The British Antarctic Survey (BAS) recently captured this footage of a huge crack in the Larsen C Ice Shelf, on the Antarctic Peninsula.
Currently a huge iceberg, roughly the size of Norfolk, looks set to break off Larsen C Ice Shelf, which is more than twice the size of Wales. Satellite observations from February 2017 show a growing crack in the ice shelf which suggests that an iceberg with an area of more than 5,000 sq km is likely to calve soon.
Researchers from Project MIDAS, led by Swansea University, have reported several rapid elongations of the crack in recent years. BAS scientists are involved in a long-running research programme to monitor ice shelves to understand the causes and implications of the rapid changes observed in the region. They shot this footage as they flew over the ice shelf on their way to collect science equipment.

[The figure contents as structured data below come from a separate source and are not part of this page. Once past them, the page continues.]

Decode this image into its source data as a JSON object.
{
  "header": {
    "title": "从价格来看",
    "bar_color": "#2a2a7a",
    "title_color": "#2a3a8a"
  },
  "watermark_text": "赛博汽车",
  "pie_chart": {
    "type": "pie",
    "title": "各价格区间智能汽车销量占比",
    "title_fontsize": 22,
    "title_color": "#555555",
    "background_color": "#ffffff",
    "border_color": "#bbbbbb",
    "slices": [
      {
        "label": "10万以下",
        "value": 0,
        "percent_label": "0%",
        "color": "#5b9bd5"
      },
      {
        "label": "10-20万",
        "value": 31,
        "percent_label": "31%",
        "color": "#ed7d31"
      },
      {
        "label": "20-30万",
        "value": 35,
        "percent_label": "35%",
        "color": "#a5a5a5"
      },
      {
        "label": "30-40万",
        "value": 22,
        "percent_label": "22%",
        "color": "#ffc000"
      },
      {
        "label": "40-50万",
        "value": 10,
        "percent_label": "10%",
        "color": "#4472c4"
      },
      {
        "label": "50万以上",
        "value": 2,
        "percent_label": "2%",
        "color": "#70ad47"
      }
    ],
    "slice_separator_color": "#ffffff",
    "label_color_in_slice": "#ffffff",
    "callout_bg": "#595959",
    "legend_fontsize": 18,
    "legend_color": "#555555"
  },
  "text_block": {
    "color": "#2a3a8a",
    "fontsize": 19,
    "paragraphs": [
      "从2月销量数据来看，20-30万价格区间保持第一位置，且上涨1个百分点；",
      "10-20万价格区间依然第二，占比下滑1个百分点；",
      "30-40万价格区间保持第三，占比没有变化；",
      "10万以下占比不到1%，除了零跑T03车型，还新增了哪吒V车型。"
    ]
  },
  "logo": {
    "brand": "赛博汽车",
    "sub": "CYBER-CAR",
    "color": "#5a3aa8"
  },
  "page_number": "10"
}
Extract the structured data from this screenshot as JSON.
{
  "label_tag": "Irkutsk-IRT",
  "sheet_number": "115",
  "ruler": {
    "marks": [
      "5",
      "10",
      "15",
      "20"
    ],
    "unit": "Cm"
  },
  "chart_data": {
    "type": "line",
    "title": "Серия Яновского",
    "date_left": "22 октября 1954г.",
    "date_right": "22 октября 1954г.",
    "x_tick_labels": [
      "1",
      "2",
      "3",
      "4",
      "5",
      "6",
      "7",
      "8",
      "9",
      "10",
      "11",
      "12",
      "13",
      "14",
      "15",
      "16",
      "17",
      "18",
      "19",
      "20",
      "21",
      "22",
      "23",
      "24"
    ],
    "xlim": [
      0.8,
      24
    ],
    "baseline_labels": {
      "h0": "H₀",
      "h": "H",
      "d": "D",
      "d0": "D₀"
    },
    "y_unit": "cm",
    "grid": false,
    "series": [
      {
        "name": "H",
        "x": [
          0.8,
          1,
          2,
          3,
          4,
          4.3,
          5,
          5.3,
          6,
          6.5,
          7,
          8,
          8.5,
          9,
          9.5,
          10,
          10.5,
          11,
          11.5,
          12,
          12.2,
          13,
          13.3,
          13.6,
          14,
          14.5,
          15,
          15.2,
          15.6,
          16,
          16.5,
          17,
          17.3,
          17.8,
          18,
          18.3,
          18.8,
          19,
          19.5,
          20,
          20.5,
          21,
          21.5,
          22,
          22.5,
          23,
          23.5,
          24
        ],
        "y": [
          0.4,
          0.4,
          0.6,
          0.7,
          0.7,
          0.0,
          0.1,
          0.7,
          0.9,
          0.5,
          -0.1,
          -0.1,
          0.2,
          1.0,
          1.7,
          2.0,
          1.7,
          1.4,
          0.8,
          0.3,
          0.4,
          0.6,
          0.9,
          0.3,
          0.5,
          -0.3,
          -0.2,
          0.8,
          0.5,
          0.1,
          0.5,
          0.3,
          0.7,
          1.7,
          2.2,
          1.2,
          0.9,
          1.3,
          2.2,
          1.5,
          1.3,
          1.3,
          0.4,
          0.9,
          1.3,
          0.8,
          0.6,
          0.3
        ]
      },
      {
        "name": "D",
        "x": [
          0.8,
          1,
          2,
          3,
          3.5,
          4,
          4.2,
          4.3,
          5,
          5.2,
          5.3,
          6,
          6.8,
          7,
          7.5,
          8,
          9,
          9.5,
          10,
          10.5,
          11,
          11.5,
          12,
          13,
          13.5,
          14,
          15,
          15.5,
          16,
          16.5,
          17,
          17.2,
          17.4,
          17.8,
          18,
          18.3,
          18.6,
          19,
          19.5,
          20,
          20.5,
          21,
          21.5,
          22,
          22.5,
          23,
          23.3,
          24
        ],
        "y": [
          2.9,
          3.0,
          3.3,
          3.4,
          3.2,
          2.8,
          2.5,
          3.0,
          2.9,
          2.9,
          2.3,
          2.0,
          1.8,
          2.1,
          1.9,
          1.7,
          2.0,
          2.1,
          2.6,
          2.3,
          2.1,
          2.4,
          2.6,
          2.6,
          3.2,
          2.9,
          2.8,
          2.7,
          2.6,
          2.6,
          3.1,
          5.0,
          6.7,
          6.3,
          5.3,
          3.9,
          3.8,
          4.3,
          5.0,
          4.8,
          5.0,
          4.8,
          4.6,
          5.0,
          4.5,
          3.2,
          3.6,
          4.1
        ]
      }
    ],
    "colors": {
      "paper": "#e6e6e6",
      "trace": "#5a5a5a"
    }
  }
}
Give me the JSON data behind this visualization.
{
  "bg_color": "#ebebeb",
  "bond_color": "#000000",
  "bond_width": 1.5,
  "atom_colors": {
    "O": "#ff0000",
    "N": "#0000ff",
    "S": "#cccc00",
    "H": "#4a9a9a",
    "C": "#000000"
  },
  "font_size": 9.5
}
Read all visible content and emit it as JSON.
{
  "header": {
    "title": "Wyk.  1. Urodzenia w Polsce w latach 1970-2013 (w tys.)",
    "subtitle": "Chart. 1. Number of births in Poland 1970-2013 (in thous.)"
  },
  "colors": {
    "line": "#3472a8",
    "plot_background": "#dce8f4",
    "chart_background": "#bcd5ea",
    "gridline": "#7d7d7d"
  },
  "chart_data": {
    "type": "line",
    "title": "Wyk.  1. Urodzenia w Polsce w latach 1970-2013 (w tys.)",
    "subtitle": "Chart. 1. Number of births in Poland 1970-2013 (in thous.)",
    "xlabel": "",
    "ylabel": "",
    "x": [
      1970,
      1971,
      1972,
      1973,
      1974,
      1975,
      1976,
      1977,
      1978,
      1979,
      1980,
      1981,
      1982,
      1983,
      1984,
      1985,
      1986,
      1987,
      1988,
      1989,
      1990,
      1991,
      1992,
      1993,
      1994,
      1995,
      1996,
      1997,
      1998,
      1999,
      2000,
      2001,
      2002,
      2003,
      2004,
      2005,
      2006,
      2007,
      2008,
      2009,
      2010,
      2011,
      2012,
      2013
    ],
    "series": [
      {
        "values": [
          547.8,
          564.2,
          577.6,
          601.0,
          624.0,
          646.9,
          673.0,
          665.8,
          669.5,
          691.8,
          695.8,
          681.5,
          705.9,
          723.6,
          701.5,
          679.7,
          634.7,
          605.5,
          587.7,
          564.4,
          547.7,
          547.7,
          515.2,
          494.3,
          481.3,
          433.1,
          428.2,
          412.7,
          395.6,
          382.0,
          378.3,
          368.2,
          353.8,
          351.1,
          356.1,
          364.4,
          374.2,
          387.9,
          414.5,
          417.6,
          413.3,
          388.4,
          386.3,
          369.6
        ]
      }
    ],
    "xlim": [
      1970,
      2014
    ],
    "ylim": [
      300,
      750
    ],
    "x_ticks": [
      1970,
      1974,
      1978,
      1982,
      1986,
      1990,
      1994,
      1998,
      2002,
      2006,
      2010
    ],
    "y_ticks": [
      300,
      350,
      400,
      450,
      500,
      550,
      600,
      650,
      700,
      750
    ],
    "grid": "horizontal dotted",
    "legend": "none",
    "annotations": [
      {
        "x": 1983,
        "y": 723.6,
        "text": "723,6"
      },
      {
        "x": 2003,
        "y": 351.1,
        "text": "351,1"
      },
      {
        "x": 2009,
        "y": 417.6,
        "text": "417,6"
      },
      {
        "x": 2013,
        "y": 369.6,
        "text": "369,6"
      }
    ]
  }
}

During the current Antarctic field season, a glaciology research team has been on Larsen C using seismic techniques to survey the seafloor beneath the ice shelf. Because a break up looks likely the team did not set up camp on the ice as usual. Instead they made one-off trips by Twin Otter aircraft supported from the UK’s Rothera Research Station.
Ice shelves in normal situations produce an iceberg every few decades. There is not enough information to know whether the expected calving event on Larsen C is an effect of climate change or not, although there is good scientific evidence that climate change has caused thinning of the ice shelf. Once the iceberg has calved, the big question is whether Larsen C will start to retreat.